Mesela bir zengin bu şebekeye “himmet” verdi mi ona kara kapılar ak olur, bütün şaibeler hak olurdu.
***
Ünlü hiciv şairi Nef'î:
Sen kadar düşmen-i devlet mi olur a hınzır,
Ne turur saltanatun sahibi bilsem a köpek.
(Senin kadar -büyük bir- devlet düşmanı olur mu ey hınzır/ Devleti yönetenler niçin mücadele etmiyorlar bir bilsem ey köpek) dediği zamandan bugüne asırlar geçti. ***
Adeta Nef'î FETÖ'yü yıllar önce tanımlamış, onun sinsiliğini fark etmeyenlere de sitemlerini beyan etmişti.
Devlet içine sızmış kara yılanlar her daim olur.
Bu yılanlara karşı herkes uyanık ve ayık olmalıdır.
***
Hemşerimiz Soylu gerçekten asîl bir tavırla Balyoz tertipçilerine balyozu fena indirdi.
İnlerine değil cinlerine bile dokundu.
Adeta devleti gafletten saffete inkılap ettirdi.
Arif Nihat Asya “Rubailer”inde:
Kış mevsimi bir geldi mi gitmez, çocuğum.
Sonsuz gece başlayınca, bitmez, çocuğum.
Kurşunlu bulutlar yığılır üstümüze,
Günler yüzünün seyrine yetmez, çocuğum.
Arif Nihat Asya’nın ikazlarını dikkate almayanlar çocuklarını kış mevsimine bıraktılar.
Devlet okulları yerine şeytan mekteplerine teslim ettiler.
Sonsuz esarete onları terk ettiklerini bazıları ancak 15 Temmuz'da anladı.
Hala anlamayanlar da cabası tabii!
Oysaki seyrine doyamadığımız evlatlarımızı böyle hunharca kurşunlu bulutlar altına sürmemeliydik.
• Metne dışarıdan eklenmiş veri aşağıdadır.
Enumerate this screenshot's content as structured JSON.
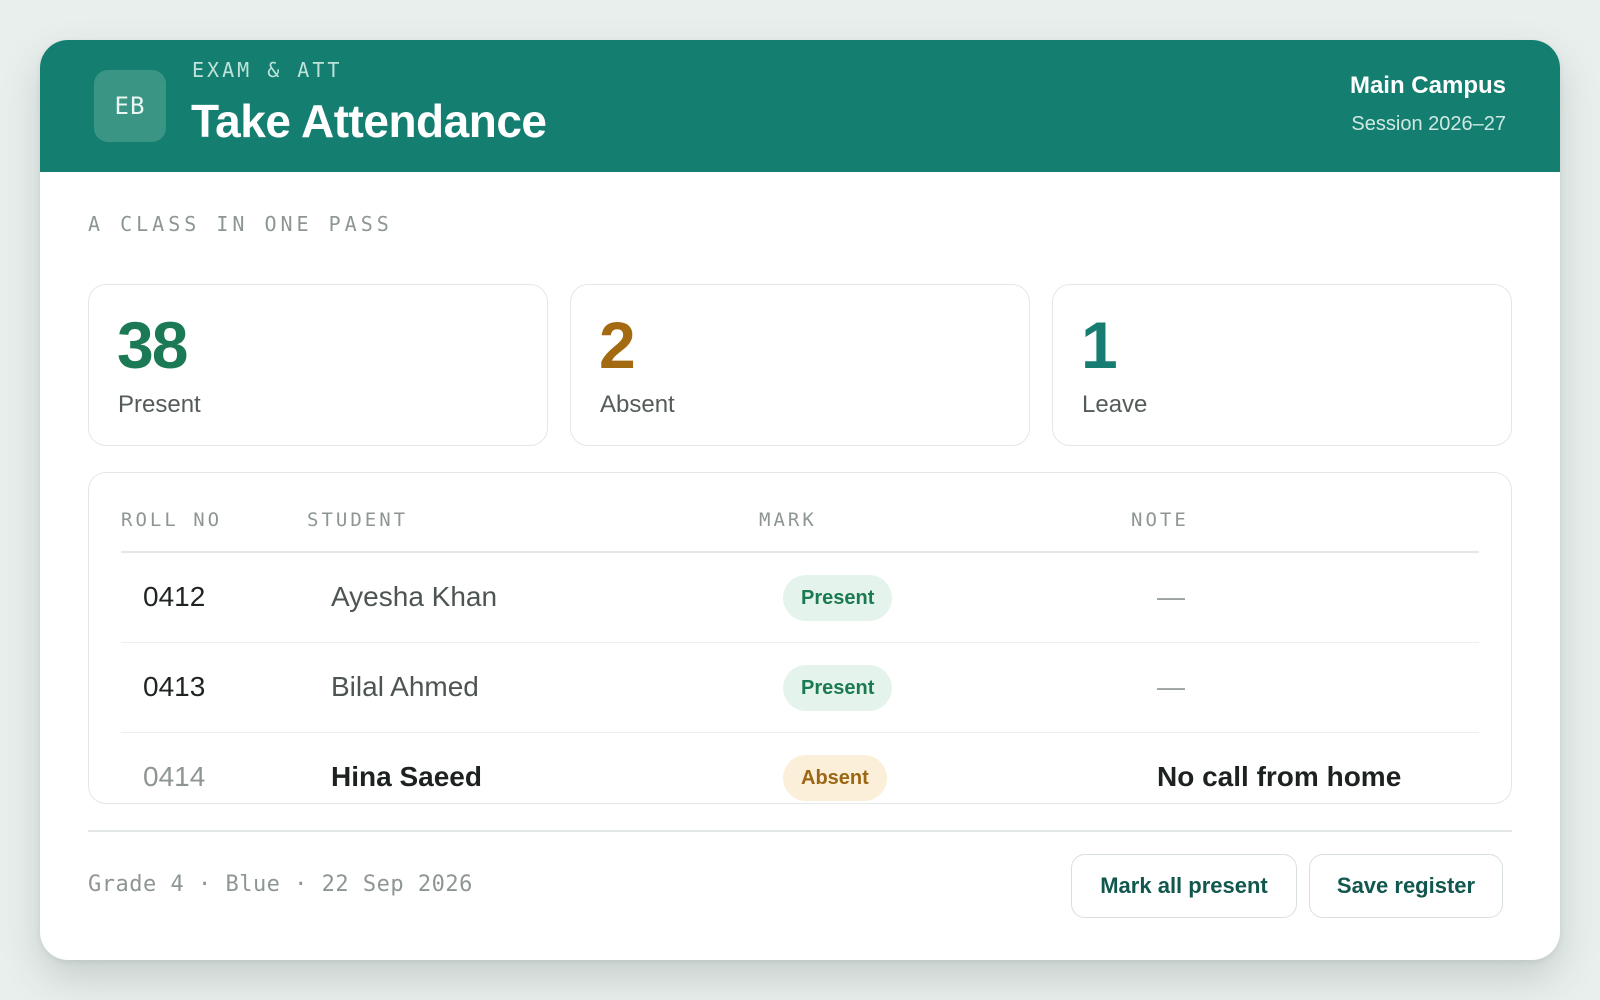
{
  "header": {
    "avatar_initials": "EB",
    "module_label": "EXAM & ATT",
    "title": "Take Attendance",
    "campus": "Main Campus",
    "session": "Session 2026–27",
    "color": "#147f70"
  },
  "eyebrow": "A CLASS IN ONE PASS",
  "stats": [
    {
      "value": "38",
      "label": "Present",
      "color": "#1b7a55"
    },
    {
      "value": "2",
      "label": "Absent",
      "color": "#a46a12"
    },
    {
      "value": "1",
      "label": "Leave",
      "color": "#177d72"
    }
  ],
  "table": {
    "columns": [
      "ROLL NO",
      "STUDENT",
      "MARK",
      "NOTE"
    ],
    "rows": [
      {
        "roll": "0412",
        "student": "Ayesha Khan",
        "mark": "Present",
        "note": "—"
      },
      {
        "roll": "0413",
        "student": "Bilal Ahmed",
        "mark": "Present",
        "note": "—"
      },
      {
        "roll": "0414",
        "student": "Hina Saeed",
        "mark": "Absent",
        "note": "No call from home"
      }
    ]
  },
  "footer": {
    "meta": "Grade 4 · Blue · 22 Sep 2026",
    "mark_all_label": "Mark all present",
    "save_label": "Save register"
  }
}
Arif’i değil de Ebucahil’i yani FETÖ’yü dinlemenin cezası birileri için ağır oldu.
***
Ben yazımın son bölümünde Özdemir İnce’nin sesine bürünüp kendime ve vatan evlatlarına beraberce seslenerek:
Ey oğul bir gün yazıcı olursan,
Gözü gözünde yüreği yüreğinde eli elinde,
İnancın tadını söyle ülkemin çocuklarına. 
 

***
Evet inancın tadını söyleyelim.
Lakin bu hakiki inancın tadı olsun.
Pis mendillerle, artık sularla, kirli iç donlarıyla kurulan melanet bir örgütün haşhaşladığı sapkın inancın değil, bir usare gibi yanı başımızda duran “oku” emriyle şulelenen berrak bir inanç.